3) Leave your oven door slightly ajar, which will let the steam escape. Let the jerky dry for around 6 hours, though you can remove it a little earlier or later depending on how dry you want it. The drying time will vary for each oven so be sure to check the jerky every hour at least. Plan on being around for the whole process to ensure that it turns out right.
1) Set you dehydrator to pre-heat at the highest setting.
2) Remove the prepared meat from your refrigerator. Put the meat on the dehydrator racks, keeping 1/8 inch to 1/4 inch of space between slices. Never let any slices overlap, or the area that is overlapped will fail to dry properly. Put the racks into the oven.
3) Turn the dehydrator up to its highest setting, which is commonly around 150 degrees.
4) Set the dehydrator’s timer for 8 hours. The drying times will vary for each dehydrator, so be sure to check on your jerky every hour. Do not leave a dehydrator on unattended. Plan on being around for the whole process to ensure that it turns out right.
1) Heat your smoker to 180 degrees.
2) Remove the prepared meat from your refrigerator. Put the meat on your smoker racks. Maintain around 1/8 inch to 1/4 inch of space between each slice. Never let any slices overlap, or the area that is overlapped will fail to dry properly. Put the racks into the smoker.
3) Dry the jerky at 180 for around 3 hours. Do not use smoke for this stage, it will just lead to a disgusting tasting liquid pooling on the jerky.
4) If you want a smoky flavor for your jerky, soak some wood chips for about one half hour right before you add them to the smoker. When the jerky surfaces are dry and slightly tacky to the touch, add the soaked wood chips to your smoker.

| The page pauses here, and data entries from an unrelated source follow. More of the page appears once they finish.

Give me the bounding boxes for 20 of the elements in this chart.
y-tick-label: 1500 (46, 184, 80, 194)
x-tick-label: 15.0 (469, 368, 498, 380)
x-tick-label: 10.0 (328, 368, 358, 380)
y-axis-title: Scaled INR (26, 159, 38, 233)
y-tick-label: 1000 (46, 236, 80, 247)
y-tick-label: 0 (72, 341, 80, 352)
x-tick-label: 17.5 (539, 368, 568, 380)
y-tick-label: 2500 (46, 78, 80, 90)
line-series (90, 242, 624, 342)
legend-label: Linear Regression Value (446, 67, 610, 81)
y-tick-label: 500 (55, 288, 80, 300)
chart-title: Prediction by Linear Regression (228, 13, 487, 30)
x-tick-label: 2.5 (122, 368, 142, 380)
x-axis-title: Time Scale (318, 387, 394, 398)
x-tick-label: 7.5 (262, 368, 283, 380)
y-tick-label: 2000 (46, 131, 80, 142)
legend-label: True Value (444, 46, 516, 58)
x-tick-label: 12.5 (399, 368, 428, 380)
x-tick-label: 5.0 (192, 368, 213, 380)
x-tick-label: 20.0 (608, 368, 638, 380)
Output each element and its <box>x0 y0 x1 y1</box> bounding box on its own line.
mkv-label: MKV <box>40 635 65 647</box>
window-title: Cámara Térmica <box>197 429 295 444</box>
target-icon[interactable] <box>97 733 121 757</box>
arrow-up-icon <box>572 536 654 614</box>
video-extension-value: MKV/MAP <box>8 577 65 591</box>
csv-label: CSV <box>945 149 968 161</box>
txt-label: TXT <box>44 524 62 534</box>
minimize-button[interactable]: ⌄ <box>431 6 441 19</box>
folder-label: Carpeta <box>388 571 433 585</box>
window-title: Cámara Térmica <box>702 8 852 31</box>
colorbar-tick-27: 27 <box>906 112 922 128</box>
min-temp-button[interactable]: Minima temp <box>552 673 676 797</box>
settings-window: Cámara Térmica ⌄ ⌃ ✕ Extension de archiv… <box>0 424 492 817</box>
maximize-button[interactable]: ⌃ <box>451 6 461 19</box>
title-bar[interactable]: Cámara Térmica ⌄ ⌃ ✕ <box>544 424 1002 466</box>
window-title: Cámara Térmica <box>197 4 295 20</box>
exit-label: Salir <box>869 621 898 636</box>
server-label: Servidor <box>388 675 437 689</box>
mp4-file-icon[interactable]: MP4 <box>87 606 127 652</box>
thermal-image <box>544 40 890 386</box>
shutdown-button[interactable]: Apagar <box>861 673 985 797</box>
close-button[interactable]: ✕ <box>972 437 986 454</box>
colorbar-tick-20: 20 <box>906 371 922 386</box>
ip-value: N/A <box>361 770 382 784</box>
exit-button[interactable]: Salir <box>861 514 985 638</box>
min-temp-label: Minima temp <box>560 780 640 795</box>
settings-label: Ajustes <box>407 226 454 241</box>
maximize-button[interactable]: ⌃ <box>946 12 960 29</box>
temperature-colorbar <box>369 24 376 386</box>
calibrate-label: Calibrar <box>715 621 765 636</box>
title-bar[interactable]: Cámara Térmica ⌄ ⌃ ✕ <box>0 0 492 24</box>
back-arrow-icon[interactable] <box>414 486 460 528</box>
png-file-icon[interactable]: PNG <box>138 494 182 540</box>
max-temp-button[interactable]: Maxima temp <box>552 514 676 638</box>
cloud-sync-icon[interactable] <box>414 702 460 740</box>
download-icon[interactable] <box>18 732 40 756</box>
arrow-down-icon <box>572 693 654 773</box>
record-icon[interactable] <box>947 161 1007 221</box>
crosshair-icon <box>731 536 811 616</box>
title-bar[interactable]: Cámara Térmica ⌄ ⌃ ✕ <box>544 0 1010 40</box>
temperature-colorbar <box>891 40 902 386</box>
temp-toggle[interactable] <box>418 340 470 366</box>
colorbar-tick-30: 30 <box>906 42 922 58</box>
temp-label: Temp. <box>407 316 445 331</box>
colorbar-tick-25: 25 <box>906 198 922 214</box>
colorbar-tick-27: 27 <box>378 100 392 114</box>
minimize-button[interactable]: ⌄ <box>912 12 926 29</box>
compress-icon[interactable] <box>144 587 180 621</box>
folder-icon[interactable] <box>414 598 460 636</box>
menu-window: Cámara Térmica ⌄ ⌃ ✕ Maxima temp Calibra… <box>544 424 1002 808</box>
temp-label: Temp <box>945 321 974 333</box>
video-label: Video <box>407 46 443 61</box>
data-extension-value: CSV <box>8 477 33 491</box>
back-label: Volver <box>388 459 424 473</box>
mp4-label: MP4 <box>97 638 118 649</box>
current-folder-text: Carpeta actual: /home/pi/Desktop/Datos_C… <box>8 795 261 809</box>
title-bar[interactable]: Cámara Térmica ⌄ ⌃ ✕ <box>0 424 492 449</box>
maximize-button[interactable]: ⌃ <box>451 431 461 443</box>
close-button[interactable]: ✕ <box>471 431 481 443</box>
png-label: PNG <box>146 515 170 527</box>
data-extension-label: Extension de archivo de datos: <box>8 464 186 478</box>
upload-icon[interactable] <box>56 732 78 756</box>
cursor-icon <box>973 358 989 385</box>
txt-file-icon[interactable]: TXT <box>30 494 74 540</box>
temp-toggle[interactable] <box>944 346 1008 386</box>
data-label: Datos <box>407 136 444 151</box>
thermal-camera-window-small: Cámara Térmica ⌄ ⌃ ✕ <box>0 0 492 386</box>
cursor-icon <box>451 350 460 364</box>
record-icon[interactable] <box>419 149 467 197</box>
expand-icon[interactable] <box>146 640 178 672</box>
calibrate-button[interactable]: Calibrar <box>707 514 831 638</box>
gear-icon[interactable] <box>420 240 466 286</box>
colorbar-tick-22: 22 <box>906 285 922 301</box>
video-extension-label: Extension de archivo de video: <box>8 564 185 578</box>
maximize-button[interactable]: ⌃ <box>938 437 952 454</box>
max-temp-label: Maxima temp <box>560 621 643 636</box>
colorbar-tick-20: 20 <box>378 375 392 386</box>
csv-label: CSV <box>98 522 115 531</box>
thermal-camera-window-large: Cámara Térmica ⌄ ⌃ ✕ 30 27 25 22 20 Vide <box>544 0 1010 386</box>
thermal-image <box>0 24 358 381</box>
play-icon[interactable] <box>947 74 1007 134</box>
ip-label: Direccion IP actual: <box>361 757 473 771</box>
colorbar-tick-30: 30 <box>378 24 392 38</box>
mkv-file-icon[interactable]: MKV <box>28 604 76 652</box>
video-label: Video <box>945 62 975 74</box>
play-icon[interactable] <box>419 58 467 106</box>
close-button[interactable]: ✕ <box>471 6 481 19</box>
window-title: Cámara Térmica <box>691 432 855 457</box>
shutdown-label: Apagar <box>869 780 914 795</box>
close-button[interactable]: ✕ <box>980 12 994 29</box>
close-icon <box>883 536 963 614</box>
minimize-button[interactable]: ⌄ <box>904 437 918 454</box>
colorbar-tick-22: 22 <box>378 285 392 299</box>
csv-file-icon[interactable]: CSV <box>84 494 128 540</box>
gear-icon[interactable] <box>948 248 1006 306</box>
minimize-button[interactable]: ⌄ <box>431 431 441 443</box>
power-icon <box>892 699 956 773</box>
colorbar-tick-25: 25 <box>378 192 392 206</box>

5) The drying times will vary for each smoker, so be sure to check on your jerky regularly. Do not leave a smoker unattended. Plan on being around for the whole process to ensure that it turns out right.
Making Your Own Jerky
The best part about this brief guide is that it gives you the basics on how to make jerky, and then leaves it up to you to learn how to make the perfect jerky for your tastes. The recipe and drying methods are all open-ended, letting you tweak the details until you get that perfect piece of jerky every single time.